The number of confirmed cases in Europe rose by a million to seven million in just 10 days, Hans Kluge, the WH.O.’s director for Europe, told reporters, and the number of daily deaths had passed the level of 1,000 for the first time in months. (An earlier version of this item stated incorrectly the last time daily deaths in Europe had passed 1,000; it was earlier this year, not ever.)

His warning came as Britain announced tightened restrictions on several areas, including London, where people from different households will be barred from meeting indoors starting after midnight on Friday. People will also be discouraged from using public transportation.

The new measures will also apply to the city of York, in northern England, as well as to parts of central and southeastern England.

Many European countries are adopting stricter controls, which Dr. Kluge called “absolutely necessary,” as increased caseloads are raising fears of another surge as winter approaches.

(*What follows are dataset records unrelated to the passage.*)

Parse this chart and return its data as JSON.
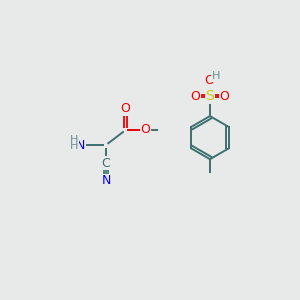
{
  "background_color": "#e8eaea",
  "bond_color": "#3d7070",
  "atom_colors": {
    "N": "#0000ee",
    "O": "#ee0000",
    "S": "#cccc00",
    "H": "#6b9090"
  },
  "figsize": [
    3.0,
    3.0
  ],
  "dpi": 100
}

On Wednesday, President Emmanuel Macron of France announced that, starting on Saturday, the authorities would impose a curfew from 9 p.m. to 6 a.m. in the Paris region and around eight other major cities. The curfews will run for at least four weeks.

The measure is part of a renewed state of emergency that allows the national government to restrict public gatherings and movement countrywide. It was first declared in the spring but had ended in July.

“We need this — and if we don’t want to take harsher measures in 15 days, or three weeks, or one month, we have to do it and comply with it,” Mr. Macron said.

In Germany, Chancellor Angela Merkel and state governors have also agreed to nationwide restrictions on social gatherings and domestic travel, in response to a rise in infections.

“I am convinced that what we do — and what we don’t do — in these coming days and weeks will be decisive in how we get through this pandemic,” Ms. Merkel at a news conference on Wednesday.